Gelombang panas ancam efisiensi kumbang penyerbuk kelapa sawit
Perubahan iklim, khususnya gelombang panas, salah satunya berpotensi mengancam populasi Elaeidobius Kameronicus atau kumbang penyerbuk utama tanaman kelapa sawit, khususnya di wilayah Asia Tenggara, termasuk Indonesia.

Elshinta.com - Perubahan iklim, khususnya gelombang panas, salah satunya berpotensi mengancam populasi Elaeidobius Kameronicus atau kumbang penyerbuk utama tanaman kelapa sawit, khususnya di wilayah Asia Tenggara, termasuk Indonesia.
Pernyataan tersebut disampaikan Mohammad Naim dari SMART Research Institute, Indonesia, dalam studi terbaru mereka mengenai dampak daripada perubahan suhu ekstrem khususnya terhadap serangga penting ini.
Hal itu disampiakannya pada saat menjadi pemateri di gelaran Bali Beach Sanur, Kota Denpasar, Bali, pada saat gelaran International Conference on Oil Palm & Environment (ICOPE) 2025 bertema Oil palm agro-ecological transformation: towards climate- and nature-positive agriculture atau Transformasi Agro-Ekologis Kelapa Sawit Menuju Pertanian yang Ramah Iklim dan Lingkungan di Bali Beach Convention, Sanur, Kota Denpasar, Bali.
“Kumbang serbuk memiliki peran krusial dalam industri kelapa sawit di Indonesia.

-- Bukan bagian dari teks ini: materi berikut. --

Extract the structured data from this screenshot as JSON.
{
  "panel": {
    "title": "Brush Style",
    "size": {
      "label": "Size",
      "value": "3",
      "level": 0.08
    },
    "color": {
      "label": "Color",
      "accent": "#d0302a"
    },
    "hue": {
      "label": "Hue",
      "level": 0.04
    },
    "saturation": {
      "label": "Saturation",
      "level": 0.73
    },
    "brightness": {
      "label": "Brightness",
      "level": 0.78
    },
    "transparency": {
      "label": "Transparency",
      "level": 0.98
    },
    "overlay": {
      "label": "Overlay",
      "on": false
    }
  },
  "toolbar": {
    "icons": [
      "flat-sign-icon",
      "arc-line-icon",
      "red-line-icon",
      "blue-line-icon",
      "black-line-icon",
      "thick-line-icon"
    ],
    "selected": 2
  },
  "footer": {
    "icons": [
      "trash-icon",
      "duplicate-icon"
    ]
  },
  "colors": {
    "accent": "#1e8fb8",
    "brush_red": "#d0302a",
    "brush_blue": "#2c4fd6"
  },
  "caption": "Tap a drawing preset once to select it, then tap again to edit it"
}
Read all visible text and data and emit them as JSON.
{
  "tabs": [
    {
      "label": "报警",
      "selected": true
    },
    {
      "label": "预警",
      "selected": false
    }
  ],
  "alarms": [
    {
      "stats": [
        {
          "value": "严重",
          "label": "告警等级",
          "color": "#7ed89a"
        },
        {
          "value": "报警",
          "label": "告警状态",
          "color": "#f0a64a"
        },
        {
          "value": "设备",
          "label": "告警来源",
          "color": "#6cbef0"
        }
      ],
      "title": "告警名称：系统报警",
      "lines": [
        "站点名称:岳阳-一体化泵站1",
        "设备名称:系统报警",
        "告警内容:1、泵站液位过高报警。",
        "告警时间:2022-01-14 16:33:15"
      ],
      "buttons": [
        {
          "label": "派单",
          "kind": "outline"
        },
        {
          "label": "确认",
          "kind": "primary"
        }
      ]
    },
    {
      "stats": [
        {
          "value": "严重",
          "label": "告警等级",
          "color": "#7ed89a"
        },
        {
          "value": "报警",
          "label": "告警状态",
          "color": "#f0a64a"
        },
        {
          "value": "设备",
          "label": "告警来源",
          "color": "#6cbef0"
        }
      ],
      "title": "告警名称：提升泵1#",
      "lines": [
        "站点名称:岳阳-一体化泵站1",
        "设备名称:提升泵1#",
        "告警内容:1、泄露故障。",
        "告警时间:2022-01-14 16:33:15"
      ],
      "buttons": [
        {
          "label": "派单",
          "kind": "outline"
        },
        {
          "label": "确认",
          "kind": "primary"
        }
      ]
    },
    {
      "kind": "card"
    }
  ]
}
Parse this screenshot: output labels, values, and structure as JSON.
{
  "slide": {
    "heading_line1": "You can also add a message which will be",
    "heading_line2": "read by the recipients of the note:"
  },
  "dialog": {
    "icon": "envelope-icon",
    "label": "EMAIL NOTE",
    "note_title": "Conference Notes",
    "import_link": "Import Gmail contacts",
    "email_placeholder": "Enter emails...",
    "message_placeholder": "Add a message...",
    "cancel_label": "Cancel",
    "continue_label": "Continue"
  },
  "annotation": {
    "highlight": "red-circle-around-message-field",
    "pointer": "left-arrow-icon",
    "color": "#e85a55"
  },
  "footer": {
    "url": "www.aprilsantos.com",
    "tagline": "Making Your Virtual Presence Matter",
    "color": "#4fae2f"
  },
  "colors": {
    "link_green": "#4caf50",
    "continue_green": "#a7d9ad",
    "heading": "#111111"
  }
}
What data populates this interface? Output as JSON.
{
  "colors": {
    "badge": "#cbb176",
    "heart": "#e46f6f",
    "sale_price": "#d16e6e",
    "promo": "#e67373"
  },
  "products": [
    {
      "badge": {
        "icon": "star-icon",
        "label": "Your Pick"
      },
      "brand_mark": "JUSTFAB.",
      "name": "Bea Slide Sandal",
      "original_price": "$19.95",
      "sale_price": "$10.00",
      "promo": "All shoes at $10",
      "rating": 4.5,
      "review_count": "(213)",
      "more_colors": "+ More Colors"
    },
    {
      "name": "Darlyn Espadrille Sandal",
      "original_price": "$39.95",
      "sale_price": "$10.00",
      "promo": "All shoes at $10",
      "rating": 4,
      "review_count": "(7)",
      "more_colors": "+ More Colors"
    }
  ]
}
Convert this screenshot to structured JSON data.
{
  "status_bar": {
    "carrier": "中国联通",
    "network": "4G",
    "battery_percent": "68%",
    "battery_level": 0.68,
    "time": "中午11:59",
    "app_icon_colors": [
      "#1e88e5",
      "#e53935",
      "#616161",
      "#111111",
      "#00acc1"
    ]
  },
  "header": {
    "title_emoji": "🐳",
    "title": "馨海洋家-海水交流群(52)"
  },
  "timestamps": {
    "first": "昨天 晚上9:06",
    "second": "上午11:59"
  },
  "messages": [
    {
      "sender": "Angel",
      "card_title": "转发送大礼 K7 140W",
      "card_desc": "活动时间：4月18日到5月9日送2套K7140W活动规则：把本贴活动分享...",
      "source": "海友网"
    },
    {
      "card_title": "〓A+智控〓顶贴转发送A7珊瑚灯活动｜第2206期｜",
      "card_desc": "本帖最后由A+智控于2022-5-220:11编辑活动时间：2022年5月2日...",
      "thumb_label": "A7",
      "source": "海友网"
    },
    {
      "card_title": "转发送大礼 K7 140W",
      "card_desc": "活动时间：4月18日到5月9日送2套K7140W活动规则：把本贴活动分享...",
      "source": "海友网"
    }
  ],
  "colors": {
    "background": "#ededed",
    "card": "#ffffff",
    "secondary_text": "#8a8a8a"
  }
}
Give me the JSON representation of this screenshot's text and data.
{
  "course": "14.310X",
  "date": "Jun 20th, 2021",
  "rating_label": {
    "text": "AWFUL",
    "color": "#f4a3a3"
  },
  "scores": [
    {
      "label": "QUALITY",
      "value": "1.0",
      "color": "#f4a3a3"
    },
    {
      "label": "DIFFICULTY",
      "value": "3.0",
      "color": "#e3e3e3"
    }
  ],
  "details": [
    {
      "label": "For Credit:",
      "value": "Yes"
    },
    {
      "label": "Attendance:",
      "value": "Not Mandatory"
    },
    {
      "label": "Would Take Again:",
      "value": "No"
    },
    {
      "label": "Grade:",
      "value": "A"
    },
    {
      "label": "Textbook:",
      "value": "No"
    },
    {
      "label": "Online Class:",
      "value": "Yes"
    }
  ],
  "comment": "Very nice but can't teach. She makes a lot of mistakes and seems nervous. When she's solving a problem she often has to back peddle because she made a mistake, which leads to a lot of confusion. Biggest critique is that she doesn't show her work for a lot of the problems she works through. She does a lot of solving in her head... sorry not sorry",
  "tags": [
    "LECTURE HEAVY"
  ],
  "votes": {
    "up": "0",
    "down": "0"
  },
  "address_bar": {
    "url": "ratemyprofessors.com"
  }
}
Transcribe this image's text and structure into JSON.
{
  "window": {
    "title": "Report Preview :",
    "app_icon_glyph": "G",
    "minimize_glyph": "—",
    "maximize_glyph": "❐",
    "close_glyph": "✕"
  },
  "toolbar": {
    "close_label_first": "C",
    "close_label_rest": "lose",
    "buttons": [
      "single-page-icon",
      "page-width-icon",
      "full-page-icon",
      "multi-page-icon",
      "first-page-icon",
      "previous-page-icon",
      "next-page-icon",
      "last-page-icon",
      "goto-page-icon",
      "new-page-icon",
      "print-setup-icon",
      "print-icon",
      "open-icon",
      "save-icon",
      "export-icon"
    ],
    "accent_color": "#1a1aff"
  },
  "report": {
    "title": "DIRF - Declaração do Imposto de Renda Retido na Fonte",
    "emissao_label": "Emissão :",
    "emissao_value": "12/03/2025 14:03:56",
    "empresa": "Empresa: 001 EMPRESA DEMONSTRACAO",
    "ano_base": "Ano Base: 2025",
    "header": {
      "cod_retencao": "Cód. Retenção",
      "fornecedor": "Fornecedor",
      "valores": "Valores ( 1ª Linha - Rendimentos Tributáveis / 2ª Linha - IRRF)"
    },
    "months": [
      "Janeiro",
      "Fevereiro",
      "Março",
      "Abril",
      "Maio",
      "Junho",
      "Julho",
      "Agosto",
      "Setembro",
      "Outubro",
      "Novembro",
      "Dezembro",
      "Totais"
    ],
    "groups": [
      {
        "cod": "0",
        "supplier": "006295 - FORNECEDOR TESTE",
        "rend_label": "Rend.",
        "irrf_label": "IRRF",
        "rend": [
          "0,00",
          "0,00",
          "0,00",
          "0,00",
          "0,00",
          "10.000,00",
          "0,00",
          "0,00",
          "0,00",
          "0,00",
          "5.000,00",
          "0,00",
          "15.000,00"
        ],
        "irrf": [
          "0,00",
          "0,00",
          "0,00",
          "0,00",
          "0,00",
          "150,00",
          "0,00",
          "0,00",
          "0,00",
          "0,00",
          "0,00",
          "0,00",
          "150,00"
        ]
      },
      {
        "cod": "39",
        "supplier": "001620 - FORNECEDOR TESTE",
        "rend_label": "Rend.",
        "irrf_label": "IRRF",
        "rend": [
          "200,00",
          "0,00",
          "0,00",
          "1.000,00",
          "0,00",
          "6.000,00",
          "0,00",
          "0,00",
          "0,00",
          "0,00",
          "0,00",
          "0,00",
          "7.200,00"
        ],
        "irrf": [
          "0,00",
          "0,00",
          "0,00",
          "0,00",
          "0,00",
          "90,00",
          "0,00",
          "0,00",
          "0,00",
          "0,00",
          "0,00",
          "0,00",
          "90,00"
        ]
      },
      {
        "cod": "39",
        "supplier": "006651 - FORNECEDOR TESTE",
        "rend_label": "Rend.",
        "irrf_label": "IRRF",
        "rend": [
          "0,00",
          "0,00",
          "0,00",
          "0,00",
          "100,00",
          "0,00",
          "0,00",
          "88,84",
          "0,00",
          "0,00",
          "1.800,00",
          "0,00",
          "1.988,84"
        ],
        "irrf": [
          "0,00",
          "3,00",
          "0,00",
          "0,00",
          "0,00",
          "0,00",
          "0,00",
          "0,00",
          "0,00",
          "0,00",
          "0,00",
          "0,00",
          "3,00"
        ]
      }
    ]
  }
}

Oleh karena itu, kita harus meningkatkan efisiensi penyerbukan untuk memastikan produktivitas tetap optimal,” kata Mohammad Naim dari SMART Research Institute, Indonesia, Rabu (13/2).
Ia menyoroti bahwa biaya penyerbukan menggunakan dengan kumbang jenis ini diperkirakan mencapai Rp 1,8 miliar per hektare, sehingga efisiensinya sangat penting bagi industri.
Penelitian ini dilakukan dengan menguji dampak suhu ekstrem pada kumbang dalam berbagai kondisi selama 14 hari. Empat perlakuan suhu diterapkan, yaitu Suhu Ruangan (26-30°C), Suhu Dingin (15-10°C), Suhu Panas (30°C di sore hari hingga pagi), Suhu Ekstrem (43°C).
Hasilnya menunjukkan bahwa kumbang masih dapat bertahan pada suhu ruangan hingga 30°C tanpa perubahan signifikan dalam siklus hidupnya.
Namun, pada suhu 43°C, hampir semua kumbang mati dalam waktu singkat. Bahkan, ketika larva dipaparkan pada suhu ekstrem selama 1 hingga 5 hari, tidak ada larva yang bertahan untuk menjadi kumbang dewasa.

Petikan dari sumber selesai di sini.